The 28-year-old from Dugard, Micoud, has been employed as a videographer with Saint Lucia Photo Tours since 2014. Her primary duties include shooting scenic videos for events, post-production videography, and facilitating photo and video tours for visitors. It’s basically the first full-time job she has held down and her love for the craft continues to grow.
“I started out by just going out on the St. Lucia Photo Tours as an intern, teaching tourists how to use a digital camera to capture scenes of the island,” Joseph recalled. “But right now, my main focus is videography, which is my passion.”
St. Lucia Photo Tours is owned and operated by award-winning Saint Lucian photographer, Kirk Elliott. Among the services the company offers are private photo tours, private Pigeon Island and Gros Piton hikes, and private photo and video shoots.

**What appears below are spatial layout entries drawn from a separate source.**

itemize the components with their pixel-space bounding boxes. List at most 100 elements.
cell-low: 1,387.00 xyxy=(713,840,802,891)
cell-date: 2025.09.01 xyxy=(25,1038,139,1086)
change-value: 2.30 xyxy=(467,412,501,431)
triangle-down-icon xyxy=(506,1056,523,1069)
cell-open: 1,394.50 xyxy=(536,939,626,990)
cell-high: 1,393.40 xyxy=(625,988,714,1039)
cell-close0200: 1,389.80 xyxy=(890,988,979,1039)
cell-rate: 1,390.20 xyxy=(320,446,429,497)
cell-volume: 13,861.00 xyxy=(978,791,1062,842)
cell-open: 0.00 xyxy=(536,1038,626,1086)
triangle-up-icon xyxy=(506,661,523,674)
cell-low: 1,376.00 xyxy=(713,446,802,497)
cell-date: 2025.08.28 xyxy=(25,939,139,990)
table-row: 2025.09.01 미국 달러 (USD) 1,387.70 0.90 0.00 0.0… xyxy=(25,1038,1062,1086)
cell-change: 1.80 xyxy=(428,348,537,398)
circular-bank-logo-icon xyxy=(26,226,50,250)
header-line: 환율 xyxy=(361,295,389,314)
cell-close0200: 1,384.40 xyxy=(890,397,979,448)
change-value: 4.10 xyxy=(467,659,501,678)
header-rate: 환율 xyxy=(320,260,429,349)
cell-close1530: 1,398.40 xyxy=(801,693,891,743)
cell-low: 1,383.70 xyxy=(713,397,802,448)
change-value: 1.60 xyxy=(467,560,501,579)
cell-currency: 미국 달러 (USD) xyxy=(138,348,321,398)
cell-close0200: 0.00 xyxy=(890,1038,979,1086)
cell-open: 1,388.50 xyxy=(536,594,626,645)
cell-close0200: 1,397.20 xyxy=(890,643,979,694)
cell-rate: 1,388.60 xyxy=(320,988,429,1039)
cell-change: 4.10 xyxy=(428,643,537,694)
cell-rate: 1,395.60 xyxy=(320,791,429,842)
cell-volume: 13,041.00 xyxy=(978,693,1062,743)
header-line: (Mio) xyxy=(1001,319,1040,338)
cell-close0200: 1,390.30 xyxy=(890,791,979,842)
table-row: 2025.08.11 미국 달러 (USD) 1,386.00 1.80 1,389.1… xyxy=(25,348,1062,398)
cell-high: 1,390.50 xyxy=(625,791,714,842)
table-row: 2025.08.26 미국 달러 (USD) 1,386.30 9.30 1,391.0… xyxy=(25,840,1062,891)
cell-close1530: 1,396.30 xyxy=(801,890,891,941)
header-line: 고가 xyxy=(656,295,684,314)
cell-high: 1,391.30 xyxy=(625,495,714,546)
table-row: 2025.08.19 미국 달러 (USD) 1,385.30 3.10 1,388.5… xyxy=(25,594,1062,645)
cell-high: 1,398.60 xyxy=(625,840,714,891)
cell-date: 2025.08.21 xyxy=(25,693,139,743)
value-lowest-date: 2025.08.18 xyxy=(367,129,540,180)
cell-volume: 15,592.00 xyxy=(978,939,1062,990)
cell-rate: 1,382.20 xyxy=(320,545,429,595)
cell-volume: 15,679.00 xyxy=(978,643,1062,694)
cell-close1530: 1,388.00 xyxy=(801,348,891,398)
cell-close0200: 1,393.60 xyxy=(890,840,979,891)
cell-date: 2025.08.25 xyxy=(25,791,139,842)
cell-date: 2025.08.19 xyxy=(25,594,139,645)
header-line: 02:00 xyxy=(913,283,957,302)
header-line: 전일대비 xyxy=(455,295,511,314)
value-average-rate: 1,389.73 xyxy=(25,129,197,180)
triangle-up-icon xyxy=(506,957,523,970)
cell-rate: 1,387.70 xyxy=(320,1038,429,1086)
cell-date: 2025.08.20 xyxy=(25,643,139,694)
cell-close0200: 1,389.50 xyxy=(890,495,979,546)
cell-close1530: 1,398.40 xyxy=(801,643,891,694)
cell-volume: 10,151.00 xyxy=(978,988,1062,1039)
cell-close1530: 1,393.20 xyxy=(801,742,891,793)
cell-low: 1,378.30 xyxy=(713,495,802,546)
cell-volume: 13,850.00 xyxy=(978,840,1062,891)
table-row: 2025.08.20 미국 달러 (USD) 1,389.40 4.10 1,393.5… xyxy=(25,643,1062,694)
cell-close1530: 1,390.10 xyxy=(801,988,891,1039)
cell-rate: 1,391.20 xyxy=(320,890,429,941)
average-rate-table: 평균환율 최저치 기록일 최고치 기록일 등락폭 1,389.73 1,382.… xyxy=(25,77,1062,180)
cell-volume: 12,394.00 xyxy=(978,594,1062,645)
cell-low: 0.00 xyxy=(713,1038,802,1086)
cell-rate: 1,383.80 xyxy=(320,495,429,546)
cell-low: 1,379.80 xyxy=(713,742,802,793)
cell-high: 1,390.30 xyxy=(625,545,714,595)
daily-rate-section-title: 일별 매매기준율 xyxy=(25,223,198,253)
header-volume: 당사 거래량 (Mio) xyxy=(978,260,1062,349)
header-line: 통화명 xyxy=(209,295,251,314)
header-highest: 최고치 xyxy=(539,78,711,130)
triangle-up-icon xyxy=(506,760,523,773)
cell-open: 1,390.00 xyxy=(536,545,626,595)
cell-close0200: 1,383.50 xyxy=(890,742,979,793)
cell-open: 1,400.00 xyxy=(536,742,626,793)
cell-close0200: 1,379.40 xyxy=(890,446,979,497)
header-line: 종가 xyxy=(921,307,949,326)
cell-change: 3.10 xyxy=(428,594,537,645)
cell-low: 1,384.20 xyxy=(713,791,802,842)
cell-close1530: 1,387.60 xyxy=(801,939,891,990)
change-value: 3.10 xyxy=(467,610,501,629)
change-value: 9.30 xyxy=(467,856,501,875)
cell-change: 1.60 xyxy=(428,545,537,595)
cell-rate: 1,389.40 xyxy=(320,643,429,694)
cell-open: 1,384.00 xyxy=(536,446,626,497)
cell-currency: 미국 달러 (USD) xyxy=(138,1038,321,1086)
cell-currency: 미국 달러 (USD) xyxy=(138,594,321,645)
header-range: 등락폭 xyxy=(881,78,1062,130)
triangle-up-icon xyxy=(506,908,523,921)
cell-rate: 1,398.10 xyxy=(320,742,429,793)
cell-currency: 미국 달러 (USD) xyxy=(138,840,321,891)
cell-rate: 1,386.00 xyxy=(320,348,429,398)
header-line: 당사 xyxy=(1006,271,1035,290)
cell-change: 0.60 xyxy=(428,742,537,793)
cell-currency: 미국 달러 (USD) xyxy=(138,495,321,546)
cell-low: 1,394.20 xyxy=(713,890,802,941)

After attending Vieux Fort Comprehensive Secondary School (VFCSS), from where she
graduated in 2010, Joseph began her tertiary education at Sir Arthur Lewis Community College (SALCC). Nearly two years later, however, she was still unsure as to what career path to take. She soon figured that since she loved taking photos, why not contact a photographer who could teach her the basics of the trade. As fate would have it, it was worth the shot.

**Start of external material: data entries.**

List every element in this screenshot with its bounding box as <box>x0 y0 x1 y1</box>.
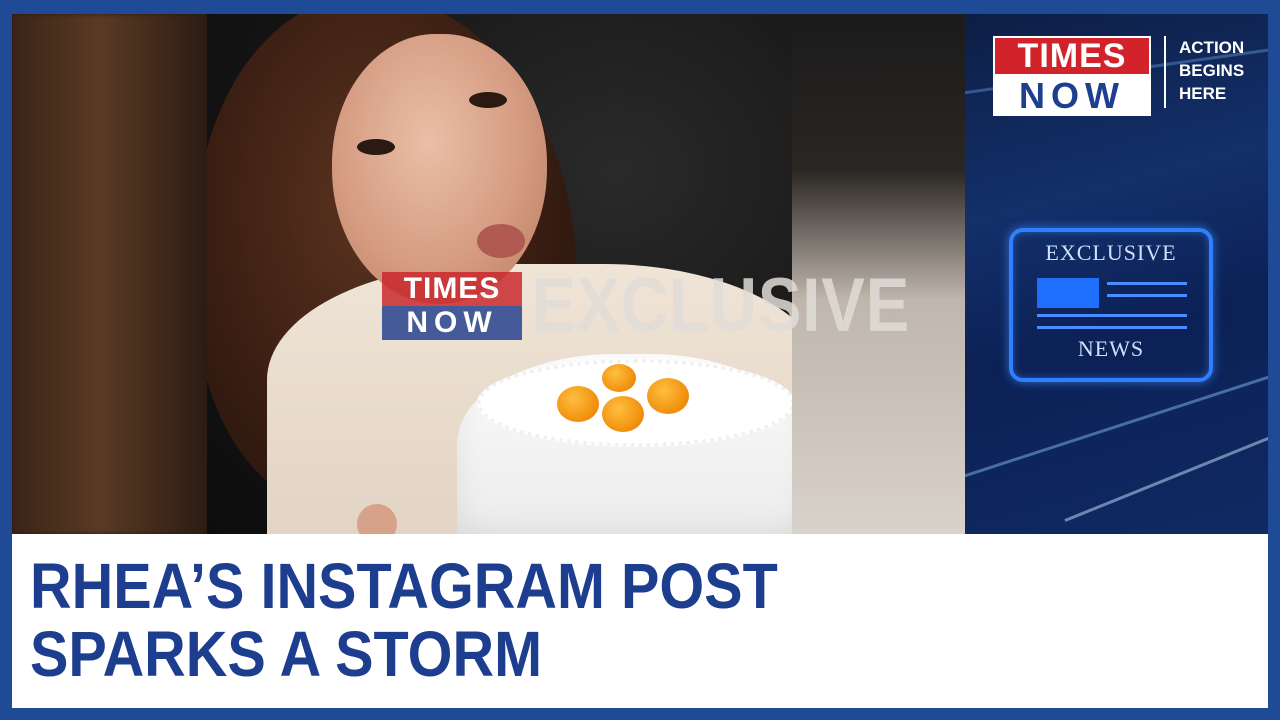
mango-topping <box>557 386 599 422</box>
lips <box>477 224 525 258</box>
face-shape <box>332 34 547 304</box>
newspaper-image-icon <box>1037 278 1099 308</box>
headline: RHEA’S INSTAGRAM POST SPARKS A STORM <box>30 552 1128 688</box>
left-eye <box>357 139 395 155</box>
times-now-logo: TIMES NOW <box>993 36 1151 116</box>
logo-times-text: TIMES <box>993 36 1151 76</box>
watermark-exclusive-text: EXCLUSIVE <box>532 263 911 348</box>
tagline-line: BEGINS <box>1179 61 1245 80</box>
newspaper-line <box>1107 282 1187 285</box>
exclusive-news-badge: EXCLUSIVE NEWS <box>1009 228 1213 382</box>
mango-topping <box>647 378 689 414</box>
newspaper-line <box>1037 314 1187 317</box>
tagline-line: ACTION <box>1179 38 1245 57</box>
newspaper-line <box>1107 294 1187 297</box>
mango-topping <box>602 396 644 432</box>
light-streak <box>1064 421 1268 522</box>
badge-top-text: EXCLUSIVE <box>1045 240 1177 265</box>
newspaper-line <box>1037 326 1187 329</box>
blurred-left-fill <box>12 14 207 534</box>
headline-line-2: SPARKS A STORM <box>30 618 543 690</box>
tagline: ACTION BEGINS HERE <box>1179 36 1264 105</box>
watermark-logo-top: TIMES <box>382 272 522 306</box>
watermark-logo: TIMES NOW <box>382 272 522 340</box>
tagline-line: HERE <box>1179 84 1227 103</box>
logo-now-text: NOW <box>993 76 1151 116</box>
badge-bottom-text: NEWS <box>1077 336 1145 361</box>
thumbnail: TIMES NOW EXCLUSIVE TIMES NOW ACTION BEG… <box>12 14 1268 708</box>
headline-line-1: RHEA’S INSTAGRAM POST <box>30 550 778 622</box>
video-frame: TIMES NOW EXCLUSIVE <box>12 14 965 534</box>
watermark-logo-bottom: NOW <box>382 306 522 340</box>
mango-topping <box>602 364 636 392</box>
light-streak <box>965 366 1268 487</box>
right-eye <box>469 92 507 108</box>
logo-divider <box>1164 36 1166 108</box>
side-panel: TIMES NOW ACTION BEGINS HERE EXCLUSIVE N… <box>965 14 1268 534</box>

“I literally went through the telephone directory and the first photographer’s name to pop us was Kirk Elliott’s, so I contacted him,” she said. “About two years later, he called and told me there was a job opening. Since then, I’ve been working with him and learning more about the job every day.”

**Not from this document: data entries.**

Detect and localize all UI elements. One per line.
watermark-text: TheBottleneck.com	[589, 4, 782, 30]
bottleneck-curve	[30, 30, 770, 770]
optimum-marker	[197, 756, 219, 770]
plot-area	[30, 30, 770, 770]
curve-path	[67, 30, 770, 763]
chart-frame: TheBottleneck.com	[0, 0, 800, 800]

Joseph said life on the job has taught her to be more self-reliant and courageous and also become a better problem-solver than she was seven years ago. She’s also a better communicator, and, admitting that she’s not totally there yet, recognizes that having great people’s skills comes with the territory. Be that as it may, though, the congenial videographer does get her props from her customers.
“Clients often comment on my warm and friendly personality,” Joseph noted. “I feel like I’m an ambassador for the tourism industry because aside from teaching visitors how to use a camera, I get to take them across the island and share our history with them. They are also immersed in the culture and cuisine of the island and that makes my work worth it.”
Speaking to the tourism sector’s contribution to the local economy, Joseph said there’s a great sense of pride she feels from not only being employed in the sector, but also being able to do what she loves best: creating videos that leave a lasting impact on people. Which is why she says her relationship with videography will last long into the future.
Capturing scenes and moments that leave a lasting impression is undoubtedly priceless. As such, Joseph’s role in the tourism sector is indispensable. Hers is a role that – not unlike the many other roles played by others in the sector – the Saint Lucia Hospitality & Tourism Association (SLHTA) believes is deserving of praise. And, just like the SLHTA, Joseph knows that reaching the pinnacle of success in any field of endeavour comes with copious amounts of passion, dedication, effort and sacrifice.
“In life, success doesn’t happen overnight,” Joseph said. “If you speak to successful people, they will tell you that they failed many times and got back to doing what they had to do. Many people my age do not want to work hard for something. They fail once or twice and quit. That’s not how it’s supposed to be. We need to work hard.”